At the heart of it, though, Kemono Friends is a show that's mainly about being itself and letting anything good about it flow from that. It's not about metacommentary on a genre, or espousing an overt philosophy, succumbing to fashionable irony, or anything of that nature- and while that may sound shallow, it's not like we all don't remember shows who have tried that but have ended up being no more deep for all their half-hearted trouble. Perhaps also unusually, despite the large cast of cute animal girls, the show is indifferent at worst about imposing fanservice- when the director said he wanted a show that was okay for kids and adults, he apparently meant it.
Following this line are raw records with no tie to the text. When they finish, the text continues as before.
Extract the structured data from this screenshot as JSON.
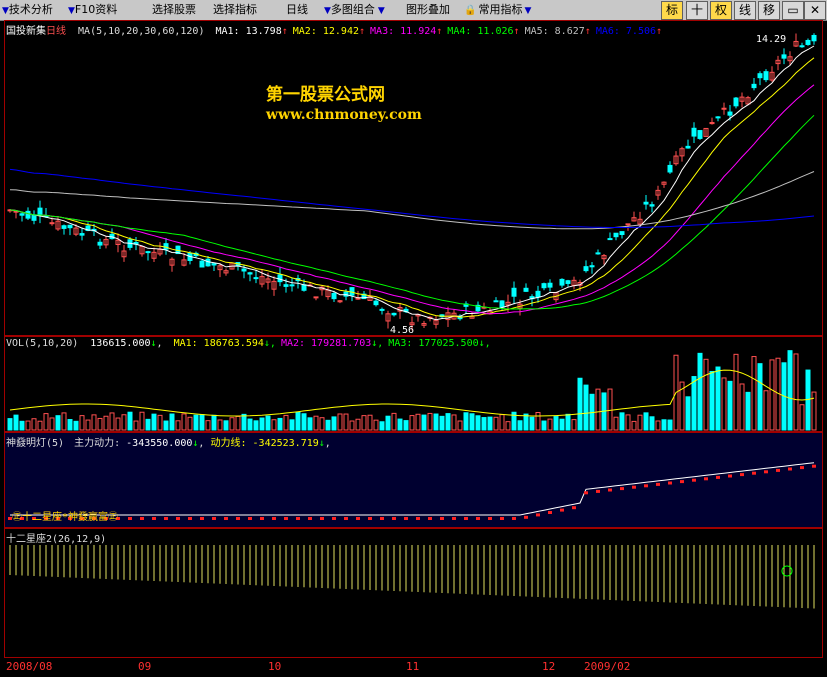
{
  "toolbar": {
    "items": [
      {
        "label": "技术分析",
        "has_arrow": true
      },
      {
        "label": "F10资料",
        "has_arrow": false
      },
      {
        "label": "选择股票",
        "has_arrow": false
      },
      {
        "label": "选择指标",
        "has_arrow": false
      },
      {
        "label": "日线",
        "has_arrow": false
      },
      {
        "label": "多图组合",
        "has_arrow": true
      },
      {
        "label": "图形叠加",
        "has_arrow": false
      },
      {
        "label": "常用指标",
        "has_arrow": true
      }
    ],
    "right_buttons": [
      "标",
      "十",
      "权",
      "线",
      "移"
    ]
  },
  "main_chart": {
    "stock_name": "国投新集",
    "period": "日线",
    "ma_params": "MA(5,10,20,30,60,120)",
    "ma_values": [
      {
        "label": "MA1:",
        "value": "13.798",
        "color": "#ffffff"
      },
      {
        "label": "MA2:",
        "value": "12.942",
        "color": "#ffff00"
      },
      {
        "label": "MA3:",
        "value": "11.924",
        "color": "#ff00ff"
      },
      {
        "label": "MA4:",
        "value": "11.026",
        "color": "#00ff00"
      },
      {
        "label": "MA5:",
        "value": "8.627",
        "color": "#c0c0c0"
      },
      {
        "label": "MA6:",
        "value": "7.506",
        "color": "#0000ff"
      }
    ],
    "high_label": "14.29",
    "low_label": "4.56",
    "watermark_title": "第一股票公式网",
    "watermark_url": "www.chnmoney.com"
  },
  "volume_panel": {
    "params": "VOL(5,10,20)",
    "vol_value": "136615.000",
    "ma_values": [
      {
        "label": "MA1:",
        "value": "186763.594",
        "color": "#ffff00"
      },
      {
        "label": "MA2:",
        "value": "179281.703",
        "color": "#ff00ff"
      },
      {
        "label": "MA3:",
        "value": "177025.500",
        "color": "#00ff00"
      }
    ]
  },
  "indicator_panel": {
    "name": "神鼗明灯(5)",
    "line1_label": "主力动力:",
    "line1_value": "-343550.000",
    "line2_label": "动力线:",
    "line2_value": "-342523.719",
    "footer_note": "㊣十二星座*神鼗赢富㊣"
  },
  "zodiac_panel": {
    "name": "十二星座2(26,12,9)"
  },
  "x_axis": {
    "labels": [
      "2008/08",
      "09",
      "10",
      "11",
      "12",
      "2009/02"
    ]
  },
  "colors": {
    "up": "#ff5050",
    "down": "#00ffff",
    "border": "#a00000",
    "indicator_bg": "#000030"
  }
}
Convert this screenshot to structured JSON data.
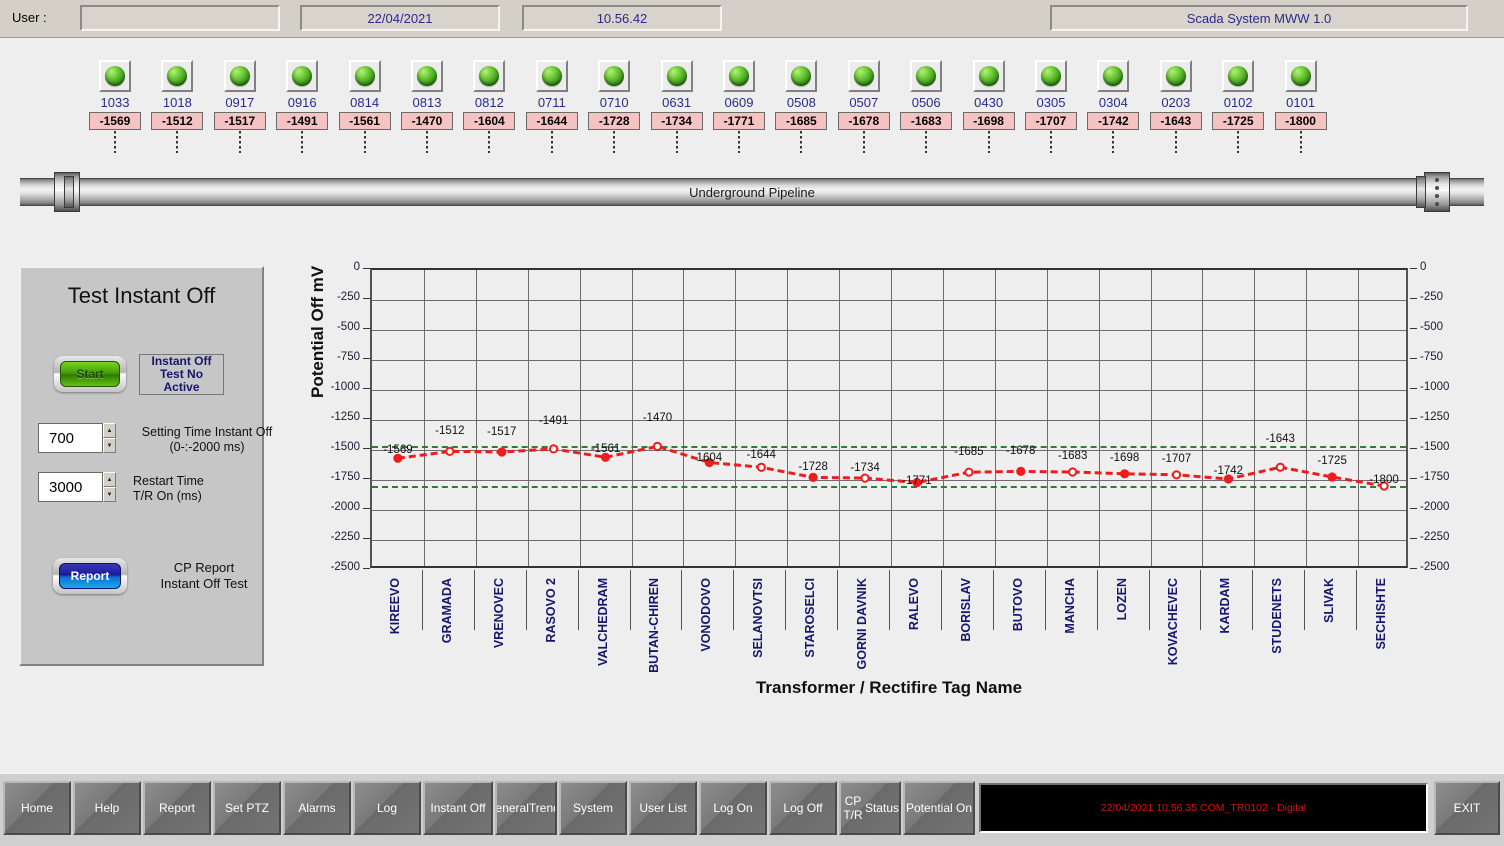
{
  "header": {
    "user_label": "User :",
    "user_value": "",
    "date": "22/04/2021",
    "time": "10.56.42",
    "system": "Scada System MWW 1.0"
  },
  "pipeline": {
    "label": "Underground Pipeline",
    "stations": [
      {
        "tag": "1033",
        "value": "-1569",
        "led": "green-led-icon"
      },
      {
        "tag": "1018",
        "value": "-1512",
        "led": "green-led-icon"
      },
      {
        "tag": "0917",
        "value": "-1517",
        "led": "green-led-icon"
      },
      {
        "tag": "0916",
        "value": "-1491",
        "led": "green-led-icon"
      },
      {
        "tag": "0814",
        "value": "-1561",
        "led": "green-led-icon"
      },
      {
        "tag": "0813",
        "value": "-1470",
        "led": "green-led-icon"
      },
      {
        "tag": "0812",
        "value": "-1604",
        "led": "green-led-icon"
      },
      {
        "tag": "0711",
        "value": "-1644",
        "led": "green-led-icon"
      },
      {
        "tag": "0710",
        "value": "-1728",
        "led": "green-led-icon"
      },
      {
        "tag": "0631",
        "value": "-1734",
        "led": "green-led-icon"
      },
      {
        "tag": "0609",
        "value": "-1771",
        "led": "green-led-icon"
      },
      {
        "tag": "0508",
        "value": "-1685",
        "led": "green-led-icon"
      },
      {
        "tag": "0507",
        "value": "-1678",
        "led": "green-led-icon"
      },
      {
        "tag": "0506",
        "value": "-1683",
        "led": "green-led-icon"
      },
      {
        "tag": "0430",
        "value": "-1698",
        "led": "green-led-icon"
      },
      {
        "tag": "0305",
        "value": "-1707",
        "led": "green-led-icon"
      },
      {
        "tag": "0304",
        "value": "-1742",
        "led": "green-led-icon"
      },
      {
        "tag": "0203",
        "value": "-1643",
        "led": "green-led-icon"
      },
      {
        "tag": "0102",
        "value": "-1725",
        "led": "green-led-icon"
      },
      {
        "tag": "0101",
        "value": "-1800",
        "led": "green-led-icon"
      }
    ]
  },
  "panel": {
    "title": "Test Instant Off",
    "start_button": "Start",
    "status_text": "Instant Off\nTest  No\nActive",
    "setting_time_value": "700",
    "setting_time_label": "Setting Time Instant Off\n(0-:-2000 ms)",
    "restart_time_value": "3000",
    "restart_time_label": "Restart Time\nT/R On (ms)",
    "report_button": "Report",
    "report_label": "CP Report\nInstant Off Test"
  },
  "chart_data": {
    "type": "line",
    "title": "",
    "xlabel": "Transformer / Rectifire Tag Name",
    "ylabel": "Potential Off mV",
    "ylim": [
      -2500,
      0
    ],
    "yticks": [
      0,
      -250,
      -500,
      -750,
      -1000,
      -1250,
      -1500,
      -1750,
      -2000,
      -2250,
      -2500
    ],
    "ytick_labels": [
      "0",
      "-250",
      "-500",
      "-750",
      "-1000",
      "-1250",
      "-1500",
      "-1750",
      "-2000",
      "-2250",
      "-2500"
    ],
    "grid": true,
    "legend": "none",
    "limit_lines": [
      {
        "value": -1470,
        "color": "#2f7d34",
        "style": "dashed"
      },
      {
        "value": -1800,
        "color": "#2f7d34",
        "style": "dashed"
      }
    ],
    "series": [
      {
        "name": "Potential Off",
        "color": "#ee1c1c",
        "style": "dashed",
        "marker": "circle",
        "values": [
          -1569,
          -1512,
          -1517,
          -1491,
          -1561,
          -1470,
          -1604,
          -1644,
          -1728,
          -1734,
          -1771,
          -1685,
          -1678,
          -1683,
          -1698,
          -1707,
          -1742,
          -1643,
          -1725,
          -1800
        ]
      }
    ],
    "categories": [
      "KIREEVO",
      "GRAMADA",
      "VRENOVEC",
      "RASOVO 2",
      "VALCHEDRAM",
      "BUTAN-CHIREN",
      "VONODOVO",
      "SELANOVTSI",
      "STAROSELCI",
      "GORNI DAVNIK",
      "RALEVO",
      "BORISLAV",
      "BUTOVO",
      "MANCHA",
      "LOZEN",
      "KOVACHEVEC",
      "KARDAM",
      "STUDENETS",
      "SLIVAK",
      "SECHISHTE"
    ],
    "data_labels": [
      "-1569",
      "-1512",
      "-1517",
      "-1491",
      "-1561",
      "-1470",
      "1604",
      "-1644",
      "-1728",
      "-1734",
      "-1771",
      "-1685",
      "-1678",
      "-1683",
      "-1698",
      "-1707",
      "-1742",
      "-1643",
      "-1725",
      "-1800"
    ]
  },
  "toolbar": {
    "buttons": [
      "Home",
      "Help",
      "Report",
      "Set PTZ",
      "Alarms",
      "Log",
      "Instant Off",
      "General\nTrends",
      "System",
      "User List",
      "Log On",
      "Log Off",
      "CP T/R\nStatus",
      "Potential On"
    ],
    "status_message": "22/04/2021 10.56.35 COM_TR0102 - Digital",
    "exit_button": "EXIT"
  }
}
Kemono Friends is an unusual show, in some respects- it has a lot of factors that should have made it an awful show, such as being a barely-budget series by a small studio tied to a deceased free-to-play mobile game. However, the other aspects behind it- the creative team, the soundtrack, and all that, still manage to carry what is a kind of pure adventure show that takes the adventure part the most seriously, as almost every episode is about going to new places, meeting new people, and doing different things once you're there. This show is an example of being able to make something out of almost less than nothing.